February 25th, 2017

book cover - tpbol

Supreme Court: Philip P. Barbour

On this date in 1841, Philip P. Barbour died at the age of 57. He is unique in US political history, as the only person to serve as both Speaker of the House and Associate Justice of the Supreme Court. Barbour represented Virginia in the House of Representatives from 1814 to 1825, and again from 1827 to 1830. From December 4, 1821 to March 4, 1823, he was the 12th Speaker of the House. In 1836, President Andrew Jackson appointed Barbour to the Court, and he served until his death.

Barbour's family held several governmental posts at that time: his brother James was Secretary of War (1825-28), a Senator (1815-25), and Governor of Virginia (1812-14); his first cousin John was a Representative (1823-33); and his first cousin once removed John Jr. was later a Representative (1881-87) and Senator (1889-92).
book cover - rtfl

First Lady Anna Harrison

On this date in 1864, Anna Tuthill Symmes Harrison died at the age of 88 years 215 days. Hers was the briefest tenure as First Lady. Indeed, she is the only Presidential spouse to never be in the national capital while her husband was President. The weather in March 1841 was cold and unpleasant, so Anna decided to follow her husband to Washington later in the spring. Unfortunately, he died a month after taking office.

Anna Harrison is number six on the list of longest-lived First Ladies, and the most fertile.
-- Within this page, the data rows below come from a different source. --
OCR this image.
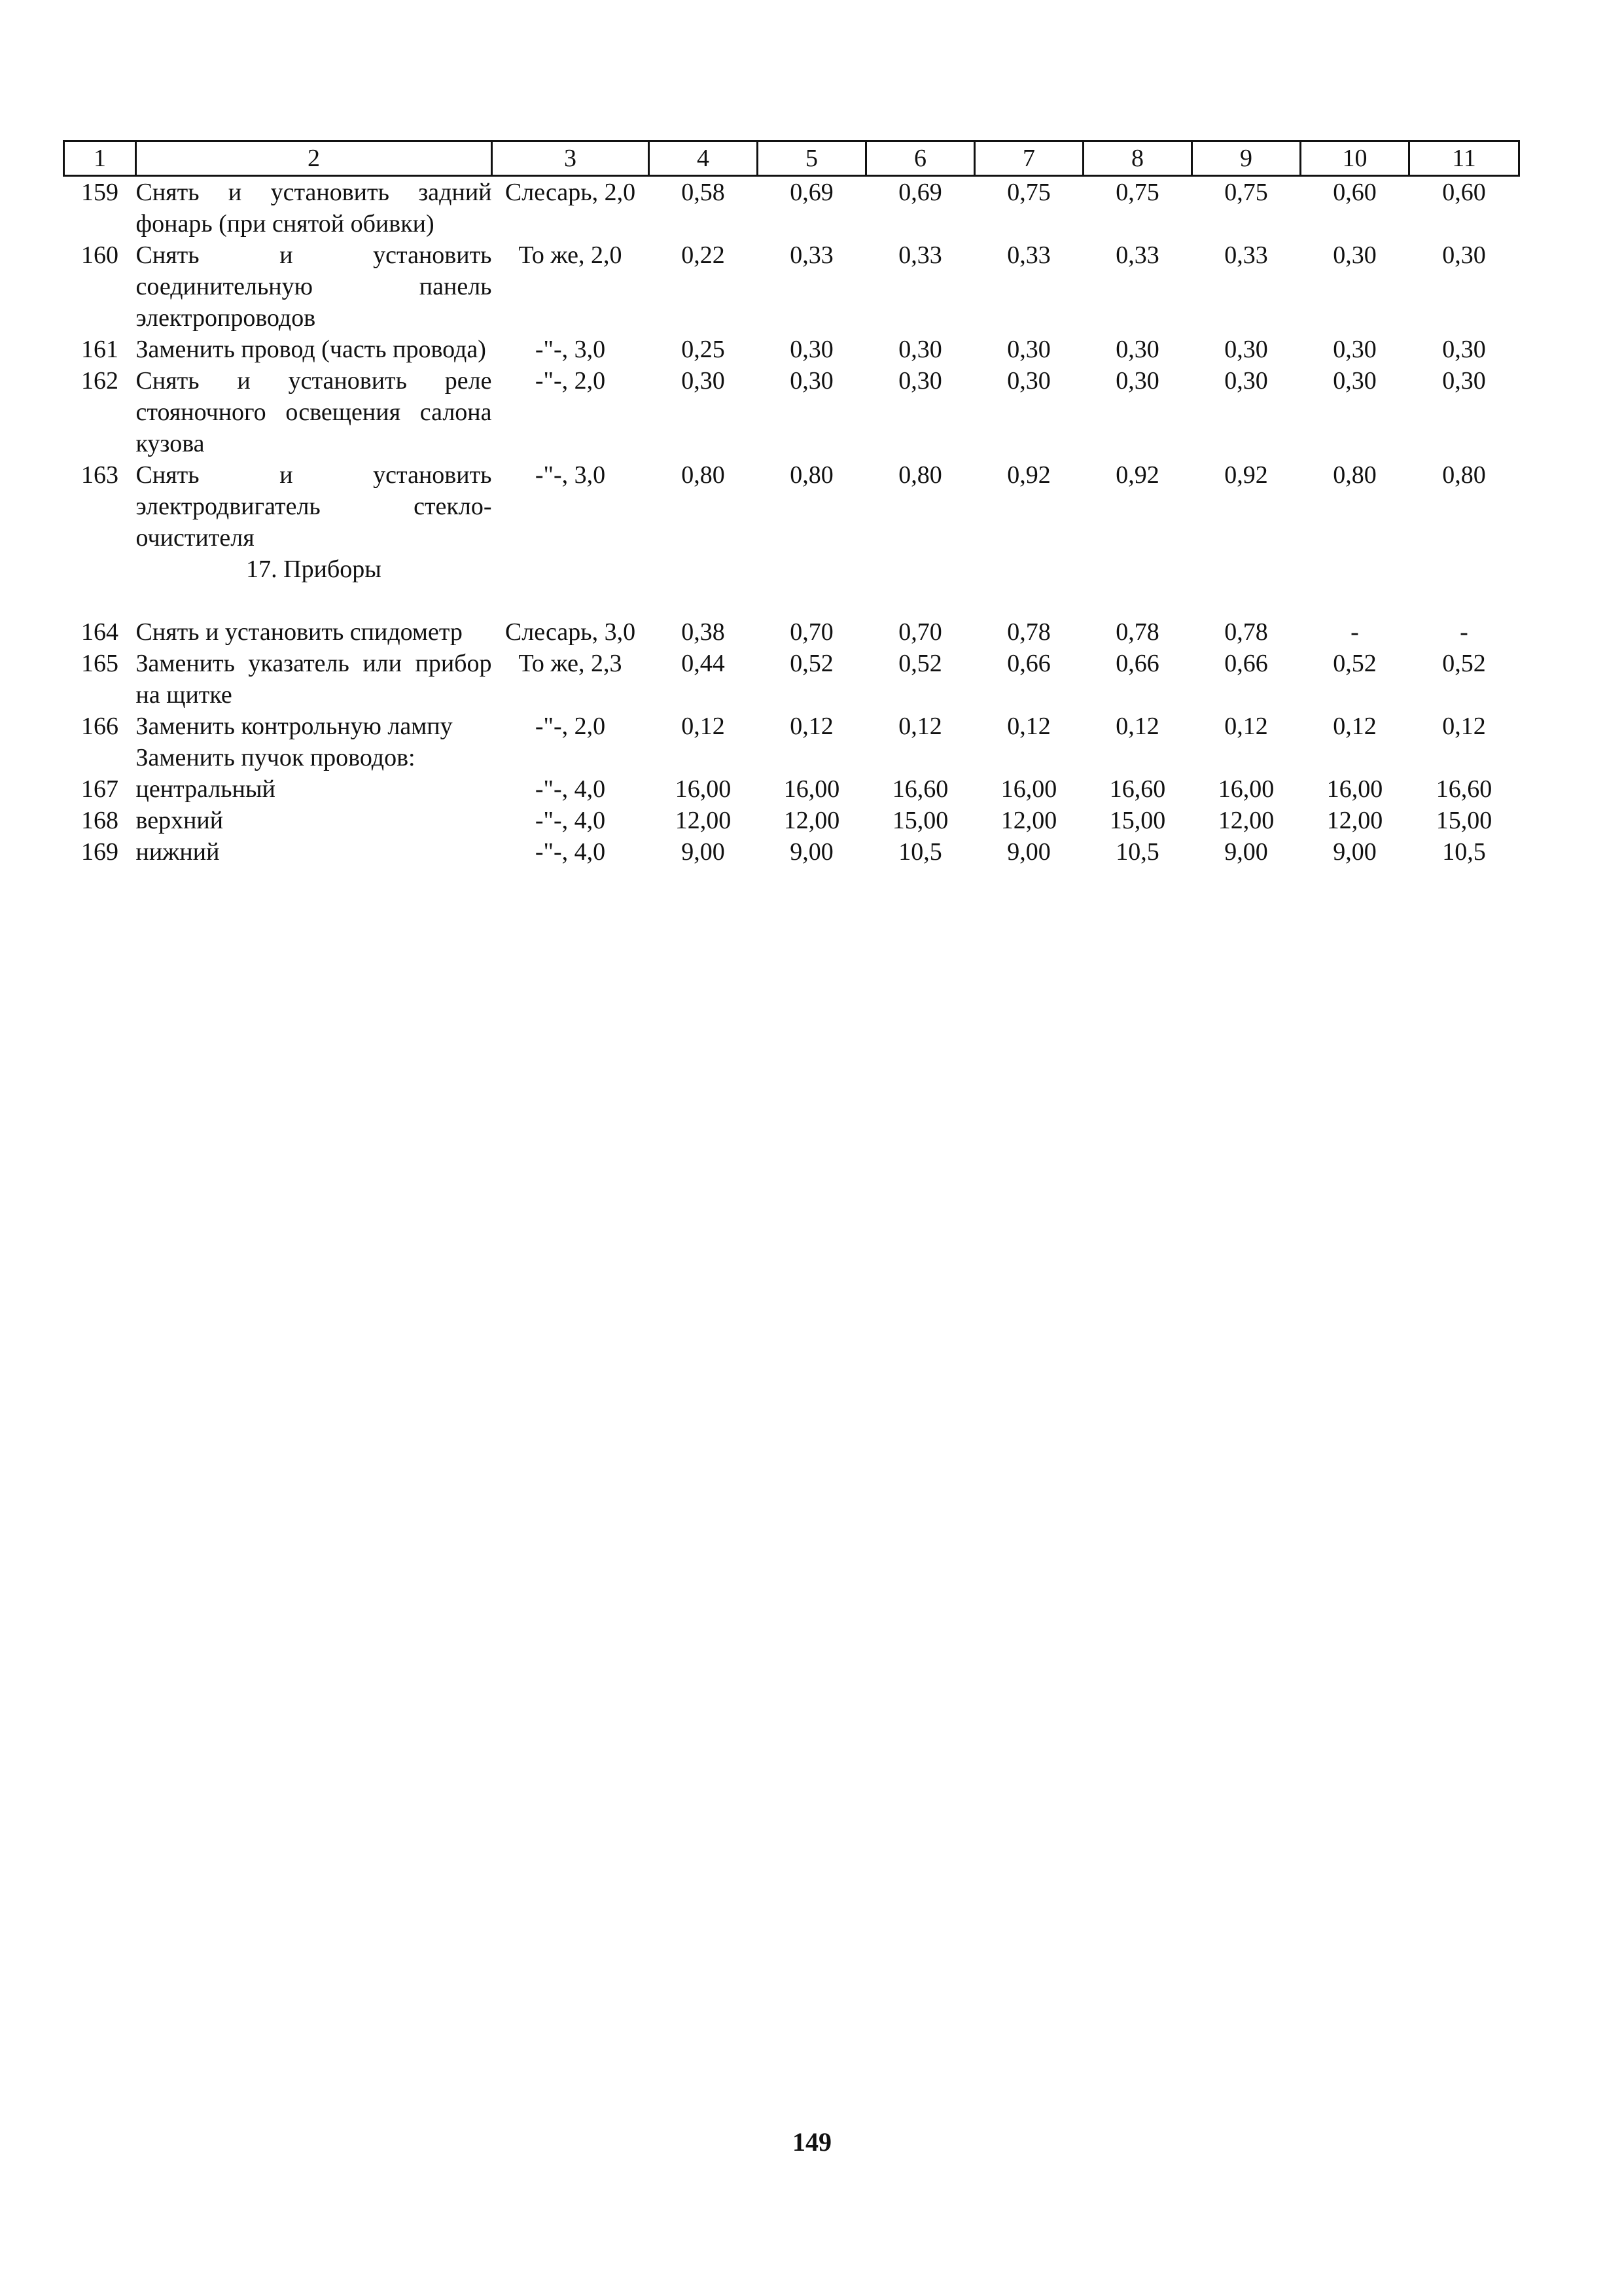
1	2	3	4	5	6	7	8	9	10	11
159	Снять и установить задний фонарь (при снятой обивки)	Слесарь, 2,0	0,58	0,69	0,69	0,75	0,75	0,75	0,60	0,60
160	Снять и установить соединительную панель электропроводов	То же, 2,0	0,22	0,33	0,33	0,33	0,33	0,33	0,30	0,30
161	Заменить провод (часть провода)	-"-, 3,0	0,25	0,30	0,30	0,30	0,30	0,30	0,30	0,30
162	Снять и установить реле стояночного освещения салона кузова	-"-, 2,0	0,30	0,30	0,30	0,30	0,30	0,30	0,30	0,30
163	Снять и установить электродвигатель стекло-очистителя	-"-, 3,0	0,80	0,80	0,80	0,92	0,92	0,92	0,80	0,80
	17. Приборы									

164	Снять и установить спидометр	Слесарь, 3,0	0,38	0,70	0,70	0,78	0,78	0,78	-	-
165	Заменить указатель или прибор на щитке	То же, 2,3	0,44	0,52	0,52	0,66	0,66	0,66	0,52	0,52
166	Заменить контрольную лампу	-"-, 2,0	0,12	0,12	0,12	0,12	0,12	0,12	0,12	0,12
	Заменить пучок проводов:									
167	центральный	-"-, 4,0	16,00	16,00	16,60	16,00	16,60	16,00	16,00	16,60
168	верхний	-"-, 4,0	12,00	12,00	15,00	12,00	15,00	12,00	12,00	15,00
169	нижний	-"-, 4,0	9,00	9,00	10,5	9,00	10,5	9,00	9,00	10,5
149
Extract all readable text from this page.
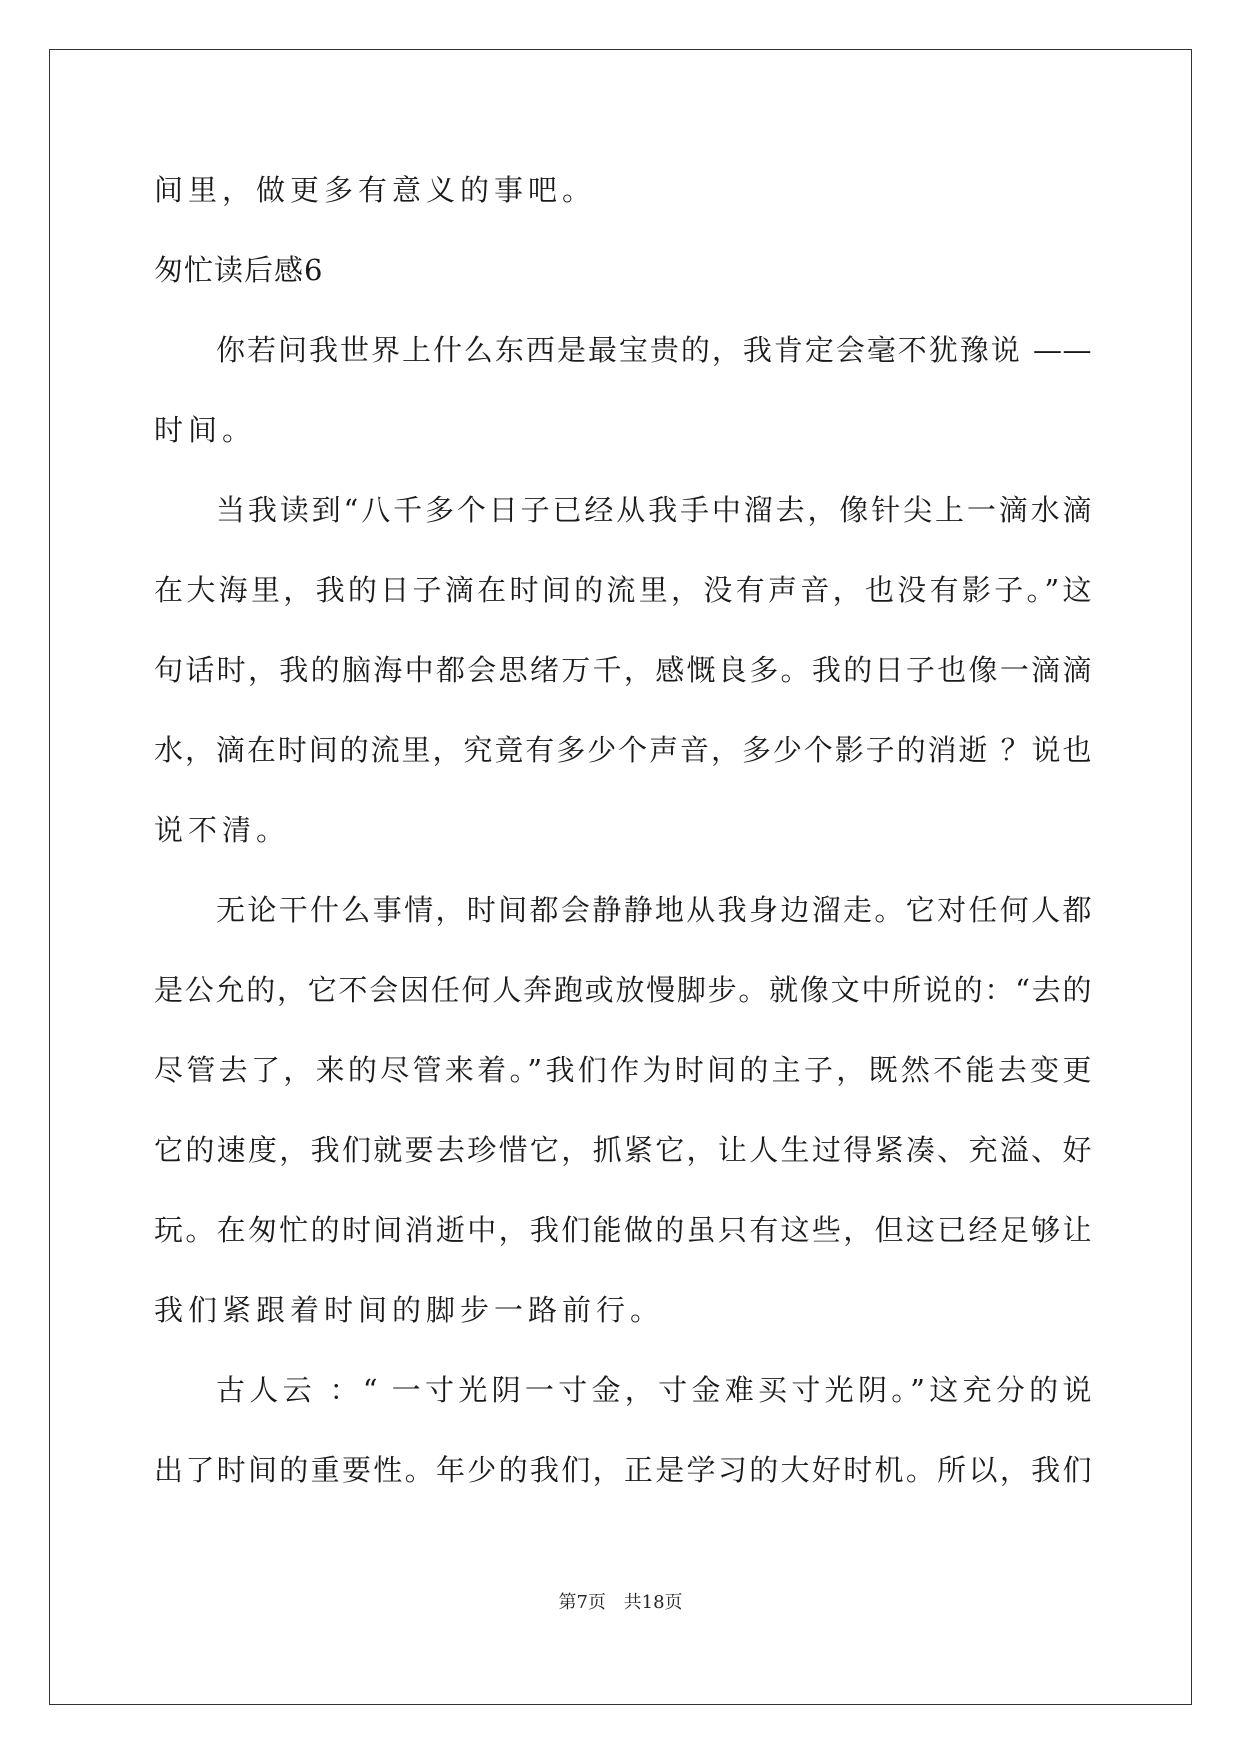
间里，做更多有意义的事吧。
匆忙读后感6
你若问我世界上什么东西是最宝贵的，我肯定会毫不犹豫说 ——
时间。
当我读到“八千多个日子已经从我手中溜去，像针尖上一滴水滴
在大海里，我的日子滴在时间的流里，没有声音，也没有影子。”这
句话时，我的脑海中都会思绪万千，感慨良多。我的日子也像一滴滴
水，滴在时间的流里，究竟有多少个声音，多少个影子的消逝 ？说也
说不清。
无论干什么事情，时间都会静静地从我身边溜走。它对任何人都
是公允的，它不会因任何人奔跑或放慢脚步。就像文中所说的：“去的
尽管去了，来的尽管来着。”我们作为时间的主子，既然不能去变更
它的速度，我们就要去珍惜它，抓紧它，让人生过得紧凑、充溢、好
玩。在匆忙的时间消逝中，我们能做的虽只有这些，但这已经足够让
我们紧跟着时间的脚步一路前行。
古人云 ：“ 一寸光阴一寸金，寸金难买寸光阴。”这充分的说
出了时间的重要性。年少的我们，正是学习的大好时机。所以，我们
第7页 共18页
She and William Henry Harrison married in 1795, and had ten children in the next 19 years (nine of whom lived to adulthood). Only four of their children survived to see their father become President in 1841, but one of them fathered a President himself: John Scott, who served in the House of Representatives for four years, and was the father of President Benjamin Harrison. Anna and William's ten children combined to give them 48 grandchildren.